What did that mean? Work, good wages, union jobs. A safer future for youth, now. Regenerative agriculture, good abundant cheap food. Housing and transit. Community-owned energy. Health care, elder care, and childcare. The right to breathe fresh air and drink clean water. A loving and safe home. Fewer prisons and more peace, more music, more love. Healthy communities created with community wealth and healthy democracy.

Frontline Detroit March and Rally on July 30. Photo by Michelle Martinez

Those are the aspirations of the climate justice movement — a movement that calls for the love of life. The climate justice movement is distinct from the climate movement in that it centers people no matter where they come from; it centers all living beings and actively seeks to dismantle the triplets of evil: racism, materialism, and militarism. 

Unfortunately, through the process that led to the Inflation Reduction Act, which President Joe Biden signed into law this week, we’ve seen a distinct break between the two. The climate and climate justice movements are now divided.

The IRA marks the single most significant investment in climate action in U.S. history. Big green groups from the Sierra Club to the League of Conservation Voters to the Evergreen Alliance are celebrating. But climate justice groups — like Climate Justice Alliance, Indigenous Environmental Network, and Center for Biological Diversity, are more circumspect.

I’ve been lucky to be a part of the climate justice movement led by Black, Indigenous, and people of the global majority — poor and working class people who want to build bridges to end systemic oppression. I have had the privilege to learn from elders and leaders who want to stop climate change and end the economic and political conditions that created the climate crisis in the first place, rip it from the root.

When climate justice leaders call for climate action, it is not about just reducing and eliminating  carbon —  though we know that is needed. Climate justice calls for a qualitatively different outcome for all people, a foundational change in our society so there can no longer be corporate billionaires with outsized control over the decisions that impact our lives. 

Climate action focusing solely on carbon is termed “carbon fundamentalism,” a concept from a global movement seeded at the Conference of Parties (COP) in the wake of the Kyoto Protocol. Gopal Dayaneni writes that carbon fundamentalism views the problem of climate change as a “technical one, which can be addressed through narrow technological or policy solutions, …a strategic construct of the center-right.” Such a constricted solution, he writes, “hides the larger ecological context and the inequitable economic system that got us here.”

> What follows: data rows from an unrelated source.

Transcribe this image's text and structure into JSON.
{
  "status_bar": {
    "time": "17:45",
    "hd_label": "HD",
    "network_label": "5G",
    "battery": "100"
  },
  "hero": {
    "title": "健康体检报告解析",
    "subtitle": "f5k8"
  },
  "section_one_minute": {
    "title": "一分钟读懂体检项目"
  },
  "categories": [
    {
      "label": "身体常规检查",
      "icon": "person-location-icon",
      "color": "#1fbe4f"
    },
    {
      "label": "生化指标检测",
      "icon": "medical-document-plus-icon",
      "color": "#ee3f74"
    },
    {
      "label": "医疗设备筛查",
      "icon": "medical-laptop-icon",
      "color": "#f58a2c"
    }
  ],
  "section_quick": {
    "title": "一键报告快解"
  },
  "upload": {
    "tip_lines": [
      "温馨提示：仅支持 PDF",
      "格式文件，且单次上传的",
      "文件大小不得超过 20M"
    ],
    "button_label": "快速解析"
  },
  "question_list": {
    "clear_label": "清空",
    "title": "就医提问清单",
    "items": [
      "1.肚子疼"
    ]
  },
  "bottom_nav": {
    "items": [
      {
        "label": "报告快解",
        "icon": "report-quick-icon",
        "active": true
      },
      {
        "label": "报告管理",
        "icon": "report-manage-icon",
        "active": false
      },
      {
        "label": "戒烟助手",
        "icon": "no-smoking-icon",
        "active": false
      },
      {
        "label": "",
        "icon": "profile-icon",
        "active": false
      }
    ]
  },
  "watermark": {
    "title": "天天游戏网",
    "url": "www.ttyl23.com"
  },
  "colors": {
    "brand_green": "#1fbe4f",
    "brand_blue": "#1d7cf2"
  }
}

When climate technocrats aim their singular focus on greenhouse gases, not the conditions for their existence or their historical and future impacts, it creates a leadership vacuum in the climate movement. It ignores root causes, giving average people no role, no voice, nor place for dissent. The resulting policy designs inevitably benefit the status quo — fossil fuel corporations and the inequitable, extractive economic systems in which they thrive. 


Join Planet Detroit & Michelle Martinez for an upcoming webinar on “What is ‘carbon fundamentalism’ and why do justice advocates oppose it?

https://www.eventbrite.com/e/what-is-carbon-fundamentalism-and-why-do-justice-advocates-oppose-it-tickets-395929835797

The amassing of wealth through stolen land, and stolen labor, gendered violence, and ongoing structural racism allowed these corporations to extract fossil fuels, dump their waste in our communities with impunity and use that wealth to invest in systems that ultimately influence our elections, our decision-makers, and undermine democracy itself. And carbon fundamentalism creates a path for them to continue to do so.

Carbon fundamentalism is a form of white supremacy that does not consider social inequity, racism, poverty, forced immigration or gendered violence. It ignores decades of redlining that pushed Black families into flood zones. It erases the fact that even though Indigenous people protect  80% of the world’s biodiversity, they remain subject to ongoing displacement. 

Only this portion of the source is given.